His academic work has focused particularly on monetary policy and central banking, and on the "offshoring" of jobs. His writing has been published in The New York Times, The Washington Post, as well as a monthly column in The Wall Street Journal. Regarding the financial crisis of 2007–2008, Blinder drew ten lessons for fellow economists, including “It can happen here” and “Fraud and near-fraud can rise to attain macroeconomic significance.”

Early life
Blinder was born to a Jewish family in Brooklyn, New York. He graduated from Syosset High School in Syosset, New York. Blinder attended Princeton University as an undergraduate student and graduated summa cum laude with a B.A. in economics in 1967. He completed a 130-page long senior thesis, titled "The Theory of Corporate Choice". He received an MSc in economics from the London School of Economics in 1968 and received a doctorate in economics from the Massachusetts Institute of Technology in 1971. He was advised by Robert Solow.

Professional life

Academic career
Blinder is the Gordon S. Rentschler Memorial Professor of Economics and Public Affairs at Princeton where he has been since 1971; from 1988 to 1990, he chaired the economics department.
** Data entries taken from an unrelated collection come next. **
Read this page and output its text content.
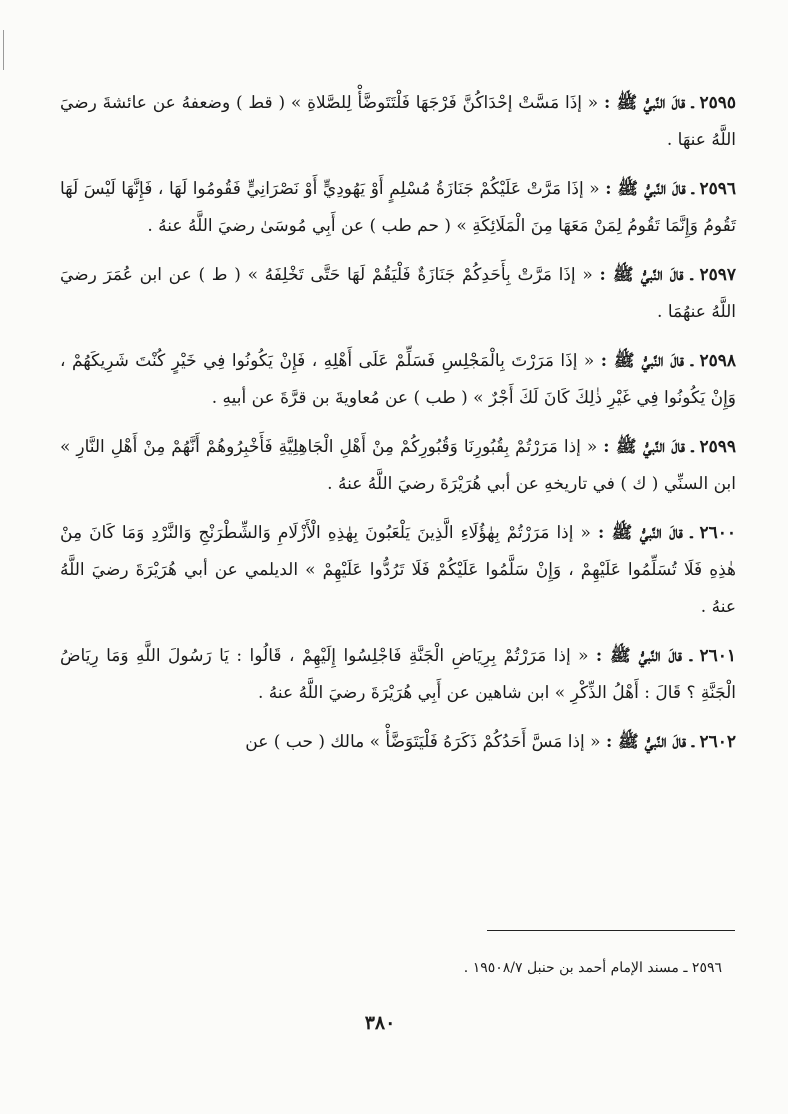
٢٥٩٥ ـ قالَ النَّبيُّ ﷺ : « إذَا مَسَّتْ إحْدَاكُنَّ فَرْجَهَا فَلْتَتَوضَّأْ لِلصَّلاةِ » ( قط ) وضعفهُ عن عائشةَ رضيَ اللَّهُ عنهَا .

٢٥٩٦ ـ قالَ النَّبيُّ ﷺ : « إذَا مَرَّتْ عَلَيْكُمْ جَنَازَةُ مُسْلِمٍ أَوْ يَهُودِيٍّ أَوْ نَصْرَانِيٍّ فَقُومُوا لَهَا ، فَإِنَّهَا لَيْسَ لَهَا تَقُومُ وَإِنَّمَا تَقُومُ لِمَنْ مَعَهَا مِنَ الْمَلَائِكَةِ » ( حم طب ) عن أَبِي مُوسَىٰ رضيَ اللَّهُ عنهُ .

٢٥٩٧ ـ قالَ النَّبيُّ ﷺ : « إذَا مَرَّتْ بِأَحَدِكُمْ جَنَازَةٌ فَلْيَقُمْ لَهَا حَتَّى تَخْلِفَهُ » ( ط ) عن ابن عُمَرَ رضيَ اللَّهُ عنهُمَا .

٢٥٩٨ ـ قالَ النَّبيُّ ﷺ : « إذَا مَرَرْتَ بِالْمَجْلِسِ فَسَلِّمْ عَلَى أَهْلِهِ ، فَإِنْ يَكُونُوا فِي خَيْرٍ كُنْتَ شَرِيكَهُمْ ، وَإِنْ يَكُونُوا فِي غَيْرِ ذٰلِكَ كَانَ لَكَ أَجْرٌ » ( طب ) عن مُعاويةَ بن قرَّةَ عن أبيهِ .

٢٥٩٩ ـ قالَ النَّبيُّ ﷺ : « إذا مَرَرْتُمْ بِقُبُورِنَا وَقُبُورِكُمْ مِنْ أَهْلِ الْجَاهِلِيَّةِ فَأَخْبِرُوهُمْ أَنَّهُمْ مِنْ أَهْلِ النَّارِ » ابن السنِّي ( ك ) في تاريخهِ عن أبي هُرَيْرَةَ رضيَ اللَّهُ عنهُ .

٢٦٠٠ ـ قالَ النَّبيُّ ﷺ : « إذا مَرَرْتُمْ بِهٰؤُلَاءِ الَّذِينَ يَلْعَبُونَ بِهٰذِهِ الْأَزْلَامِ وَالشِّطْرَنْجِ وَالنَّرْدِ وَمَا كَانَ مِنْ هٰذِهِ فَلَا تُسَلِّمُوا عَلَيْهِمْ ، وَإِنْ سَلَّمُوا عَلَيْكُمْ فَلَا تَرُدُّوا عَلَيْهِمْ » الديلمي عن أبي هُرَيْرَةَ رضيَ اللَّهُ عنهُ .

٢٦٠١ ـ قالَ النَّبيُّ ﷺ : « إذا مَرَرْتُمْ بِرِيَاضِ الْجَنَّةِ فَاجْلِسُوا إِلَيْهِمْ ، قَالُوا : يَا رَسُولَ اللَّهِ وَمَا رِيَاضُ الْجَنَّةِ ؟ قَالَ : أَهْلُ الذِّكْرِ » ابن شاهين عن أَبِي هُرَيْرَةَ رضيَ اللَّهُ عنهُ .

٢٦٠٢ ـ قالَ النَّبيُّ ﷺ : « إذا مَسَّ أَحَدُكُمْ ذَكَرَهُ فَلْيَتَوَضَّأْ » مالك ( حب ) عن

٢٥٩٦ ـ مسند الإمام أحمد بن حنبل ١٩٥٠٨/٧ .
٣٨٠
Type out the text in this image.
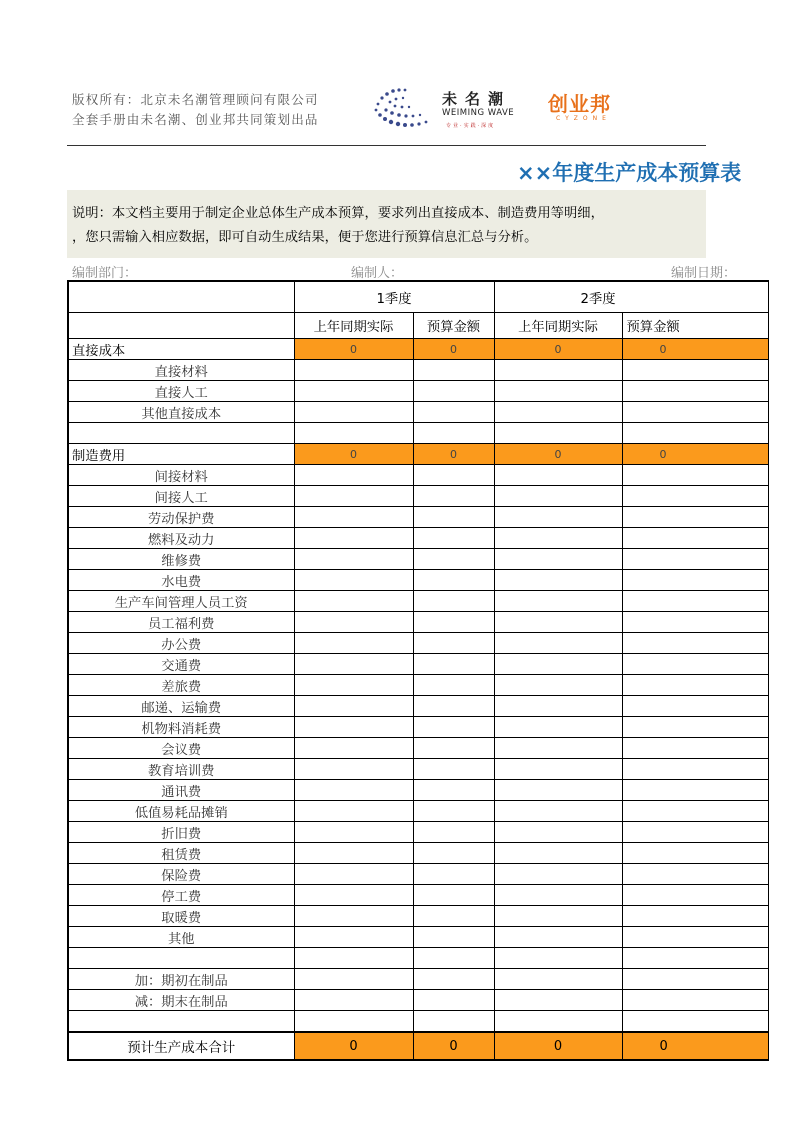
版权所有：北京未名潮管理顾问有限公司
全套手册由未名潮、创业邦共同策划出品
未名潮
WEIMING WAVE
专业·实践·深度
创业邦
CYZONE
××年度生产成本预算表
说明：本文档主要用于制定企业总体生产成本预算，要求列出直接成本、制造费用等明细，
，您只需输入相应数据，即可自动生成结果，便于您进行预算信息汇总与分析。
编制部门：	编制人：	编制日期：
	1季度		2季度	
	上年同期实际	预算金额	上年同期实际	预算金额
直接成本	0	0	0	0
直接材料				
直接人工				
其他直接成本				

制造费用	0	0	0	0
间接材料				
间接人工				
劳动保护费				
燃料及动力				
维修费				
水电费				
生产车间管理人员工资				
员工福利费				
办公费				
交通费				
差旅费				
邮递、运输费				
机物料消耗费				
会议费				
教育培训费				
通讯费				
低值易耗品摊销				
折旧费				
租赁费				
保险费				
停工费				
取暖费				
其他				

加：期初在制品				
减：期末在制品				

预计生产成本合计	0	0	0	0
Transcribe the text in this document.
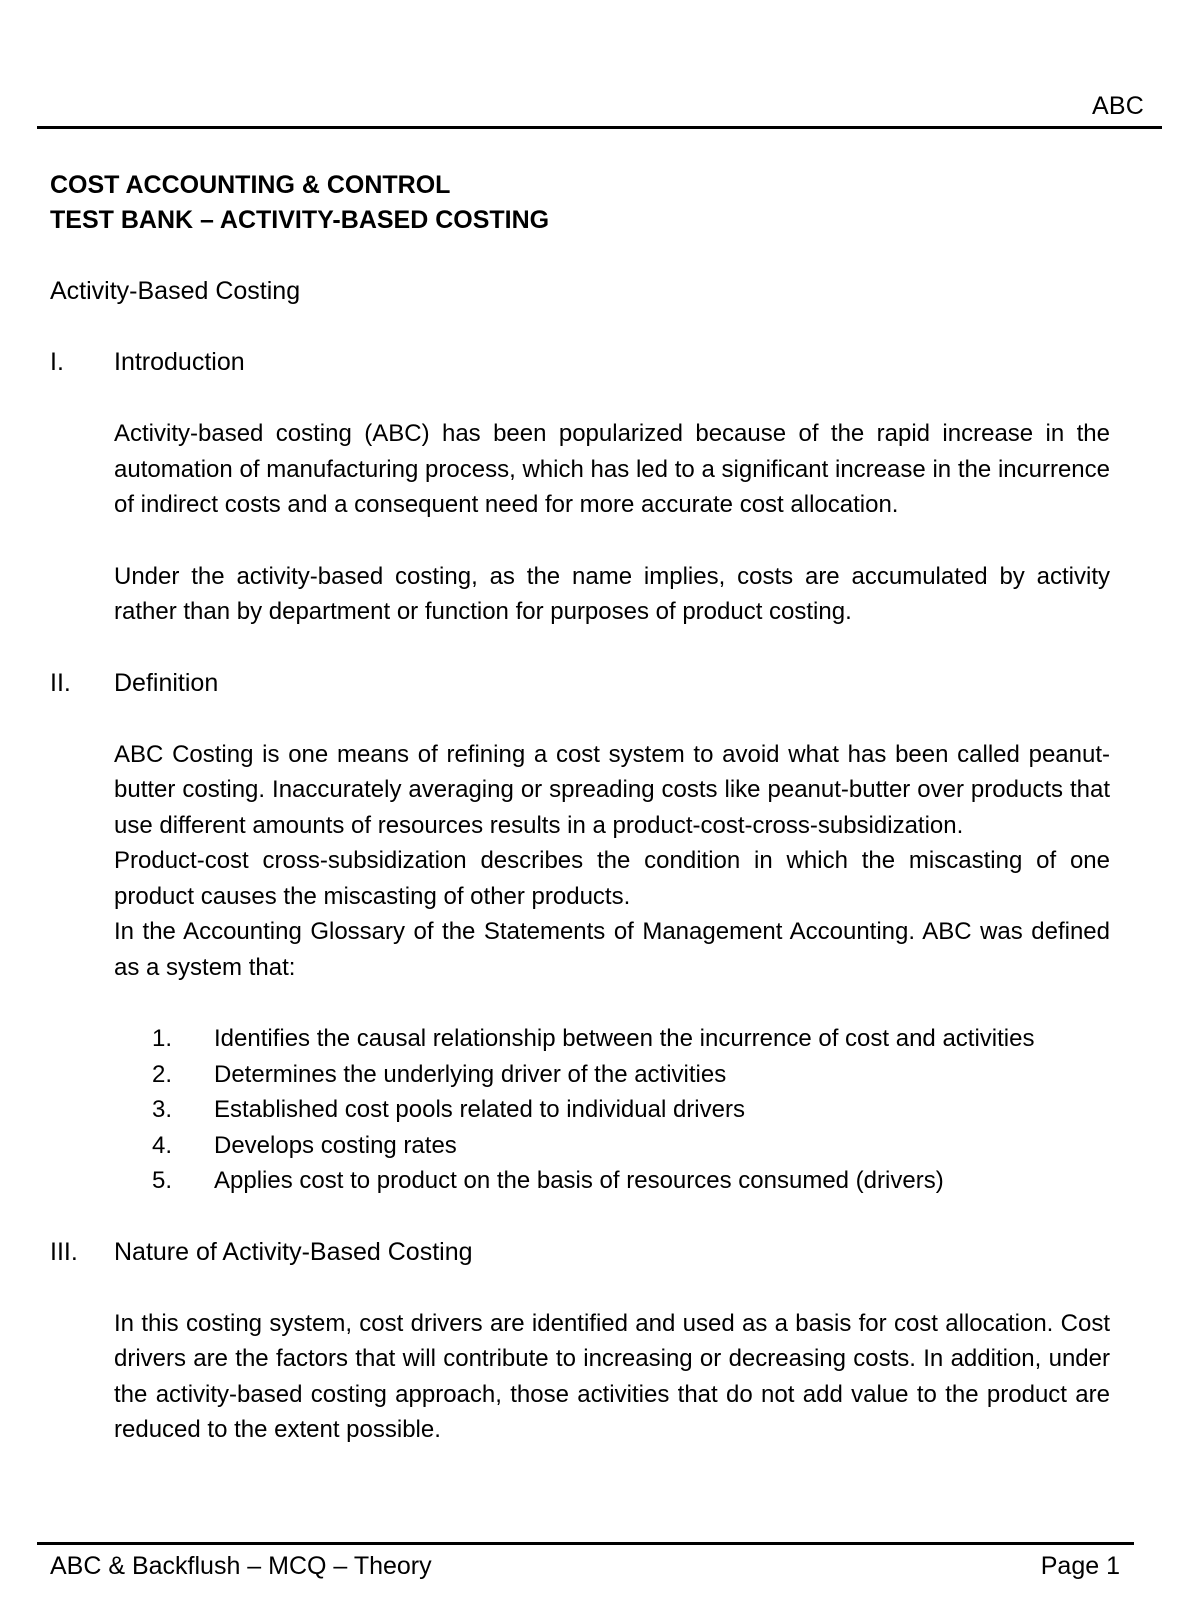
ABC

COST ACCOUNTING & CONTROL

TEST BANK – ACTIVITY-BASED COSTING

Activity-Based Costing

I.	Introduction

Activity-based costing (ABC) has been popularized because of the rapid increase in the automation of manufacturing process, which has led to a significant increase in the incurrence of indirect costs and a consequent need for more accurate cost allocation.

Under the activity-based costing, as the name implies, costs are accumulated by activity rather than by department or function for purposes of product costing.

II.	Definition

ABC Costing is one means of refining a cost system to avoid what has been called peanut-butter costing. Inaccurately averaging or spreading costs like peanut-butter over products that use different amounts of resources results in a product-cost-cross-subsidization.

Product-cost cross-subsidization describes the condition in which the miscasting of one product causes the miscasting of other products.

In the Accounting Glossary of the Statements of Management Accounting. ABC was defined as a system that:

1.	Identifies the causal relationship between the incurrence of cost and activities
2.	Determines the underlying driver of the activities
3.	Established cost pools related to individual drivers
4.	Develops costing rates
5.	Applies cost to product on the basis of resources consumed (drivers)
III.	Nature of Activity-Based Costing

In this costing system, cost drivers are identified and used as a basis for cost allocation. Cost drivers are the factors that will contribute to increasing or decreasing costs. In addition, under the activity-based costing approach, those activities that do not add value to the product are reduced to the extent possible.

ABC & Backflush – MCQ – Theory	Page 1
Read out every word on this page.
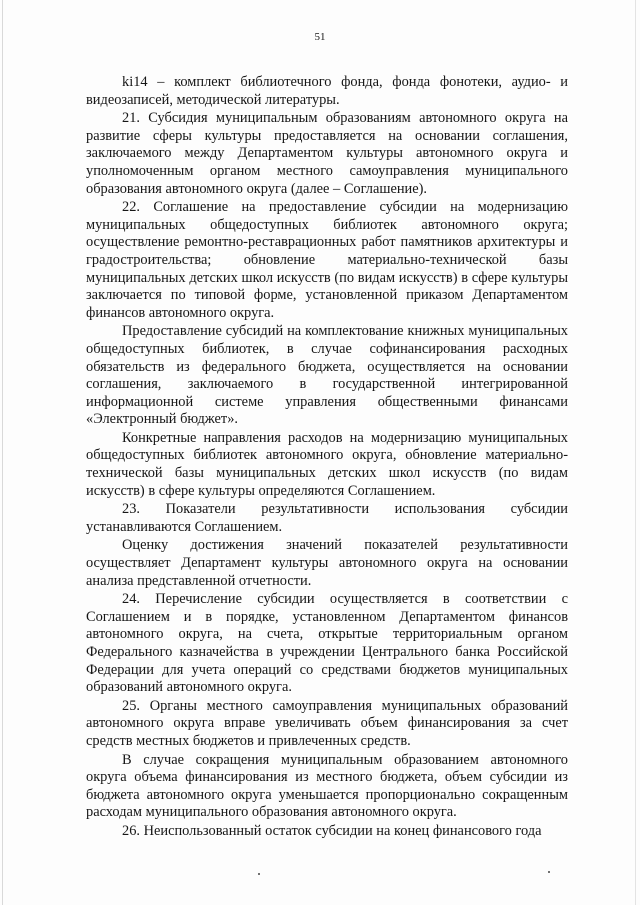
51

ki14 – комплект библиотечного фонда, фонда фонотеки, аудио- и видеозаписей, методической литературы.

21. Субсидия муниципальным образованиям автономного округа на развитие сферы культуры предоставляется на основании соглашения, заключаемого между Департаментом культуры автономного округа и уполномоченным органом местного самоуправления муниципального образования автономного округа (далее – Соглашение).

22. Соглашение на предоставление субсидии на модернизацию муниципальных общедоступных библиотек автономного округа; осуществление ремонтно-реставрационных работ памятников архитектуры и градостроительства; обновление материально-технической базы муниципальных детских школ искусств (по видам искусств) в сфере культуры заключается по типовой форме, установленной приказом Департаментом финансов автономного округа.

Предоставление субсидий на комплектование книжных муниципальных общедоступных библиотек, в случае софинансирования расходных обязательств из федерального бюджета, осуществляется на основании соглашения, заключаемого в государственной интегрированной информационной системе управления общественными финансами «Электронный бюджет».

Конкретные направления расходов на модернизацию муниципальных общедоступных библиотек автономного округа, обновление материально-технической базы муниципальных детских школ искусств (по видам искусств) в сфере культуры определяются Соглашением.

23. Показатели результативности использования субсидии устанавливаются Соглашением.

Оценку достижения значений показателей результативности осуществляет Департамент культуры автономного округа на основании анализа представленной отчетности.

24. Перечисление субсидии осуществляется в соответствии с Соглашением и в порядке, установленном Департаментом финансов автономного округа, на счета, открытые территориальным органом Федерального казначейства в учреждении Центрального банка Российской Федерации для учета операций со средствами бюджетов муниципальных образований автономного округа.

25. Органы местного самоуправления муниципальных образований автономного округа вправе увеличивать объем финансирования за счет средств местных бюджетов и привлеченных средств.

В случае сокращения муниципальным образованием автономного округа объема финансирования из местного бюджета, объем субсидии из бюджета автономного округа уменьшается пропорционально сокращенным расходам муниципального образования автономного округа.

26. Неиспользованный остаток субсидии на конец финансового года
Also in 1990, he founded Princeton's Griswold Center for Economic Policy Studies. And he has served as vice-chair of The Observatory Group.

Since 1978, Blinder has been a Research Associate of the National Bureau of Economic Research. He is a past president of the Eastern Economic Association and Vice President of the American Economic Association and was named a Distinguished Fellow of the latter in 2011. He is a Fellow of the American Academy of Arts and Sciences (since 1991), a member of the American Philosophical Society since 1996, and a member of the board of the Council on Foreign Relations (since 2008). Blinder's textbook Economics: Principles and Policy, co-written with William Baumol, was first published in 1979 and, in 2012 was printed in its twelfth edition.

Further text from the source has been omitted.